Meso-scale Characterization and Strain-gradient Enabled Simulation of the Multi-strain Path Deformation of AA6016-T4: Rishabh Sharma1; Md Zahidul Sarkar2; Dane Sargeant1; Marko Kenezevic2; Michael Miles3; David Fullwood3; 1Brigham Young University Student; 2University of New Hampshire; 3Brigham Young University
During forming operations, heterogeneous microstructures and complex strain paths lead to local strain gradients and associated backstress resulting from geometrically necessary dislocations (GNDs). At the macro scale, this contributes to springback and Bauschinger effects that must be accounted for in the process design. Accurate incorporation of the effect of the local strain gradients facilitates a better design of forming operations. The current paper reports on a combined mesoscale experimental/simulation study of strain gradient effects during multi-strain path deformation of AA6016-T4. The novel strain gradient elasto-plastic self-consistent (SG-EPSC) model builds on the recently formulated backstress-enabled EPSC. Development of GNDs and related backstresses and hardening at subgrain level will be measured using high-resolution electron backscatter diffraction and high-resolution digital image correlation techniques. A 3D representative volume element for the model will be generated via incremental ion-milling and scanning. The performance of the model at the macro and mesoscale will be experimentally determined.

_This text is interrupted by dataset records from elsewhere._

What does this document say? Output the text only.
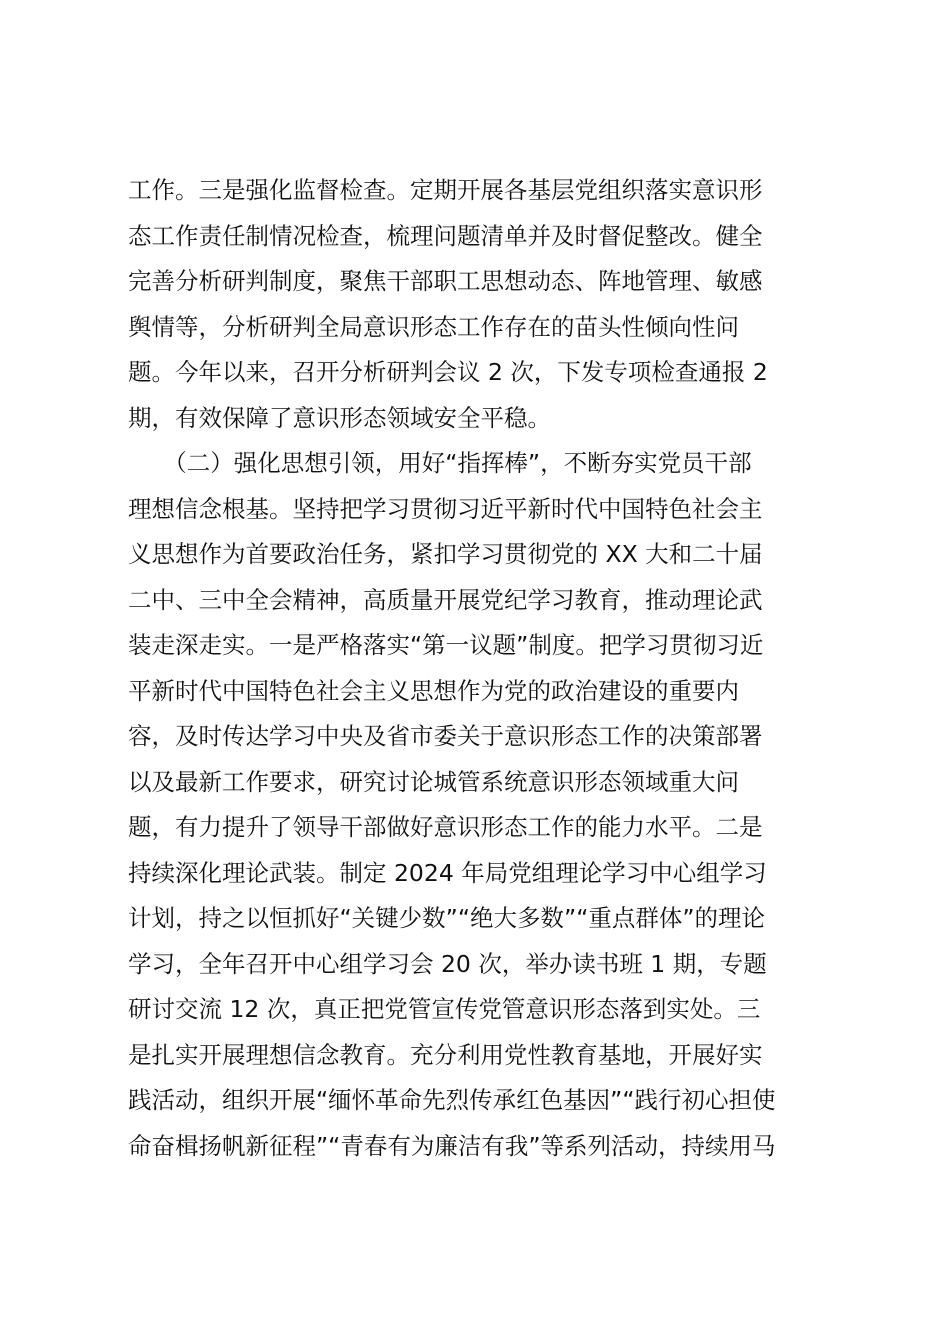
工作。三是强化监督检查。定期开展各基层党组织落实意识形
态工作责任制情况检查，梳理问题清单并及时督促整改。健全
完善分析研判制度，聚焦干部职工思想动态、阵地管理、敏感
舆情等，分析研判全局意识形态工作存在的苗头性倾向性问
题。今年以来，召开分析研判会议 2 次，下发专项检查通报 2
期，有效保障了意识形态领域安全平稳。
　　（二）强化思想引领，用好“指挥棒”，不断夯实党员干部
理想信念根基。坚持把学习贯彻习近平新时代中国特色社会主
义思想作为首要政治任务，紧扣学习贯彻党的 XX 大和二十届
二中、三中全会精神，高质量开展党纪学习教育，推动理论武
装走深走实。一是严格落实“第一议题”制度。把学习贯彻习近
平新时代中国特色社会主义思想作为党的政治建设的重要内
容，及时传达学习中央及省市委关于意识形态工作的决策部署
以及最新工作要求，研究讨论城管系统意识形态领域重大问
题，有力提升了领导干部做好意识形态工作的能力水平。二是
持续深化理论武装。制定 2024 年局党组理论学习中心组学习
计划，持之以恒抓好“关键少数”“绝大多数”“重点群体”的理论
学习，全年召开中心组学习会 20 次，举办读书班 1 期，专题
研讨交流 12 次，真正把党管宣传党管意识形态落到实处。三
是扎实开展理想信念教育。充分利用党性教育基地，开展好实
践活动，组织开展“缅怀革命先烈传承红色基因”“践行初心担使
命奋楫扬帆新征程”“青春有为廉洁有我”等系列活动，持续用马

Modeling and Experimental Characterization of Intragranular Residual Stresses, Statistically Stored and Geometrically Necessary Dislocations: Ritwik Bandyopadhyay1; Sven Gustafson1; Hemant Sharma2; Peter Kenesei2; Michael Sangid1; 1Purdue University; 2Argonne National Laboratory
Residual stress, defined as long-range internal stress inside a solid in the absence of externally applied load, is present in all engineering materials. In crystalline solids, such stress primarily exists due to defects (e.g., point defects, dislocations and dislocation structures, precipitates, grain boundaries) and can influence the performance of structural components. However, there are limited methods to initialize intragranular residual stress and dislocation densities in crystal plasticity models. This research lays out a mathematical framework to compute statistically stored and geometrically necessary dislocations and their contributions to intragranular residual stress. We test the efficacy of the framework using near-field and far-field high-energy x-ray microscopy experimental data for Ti-7Al. Good agreement between model prediction and experimental observations adds trust to our formulation. The proposed framework offers a path to better characterize structure-performance relationships in designing materials using an integrated computational materials engineering (ICME) approach.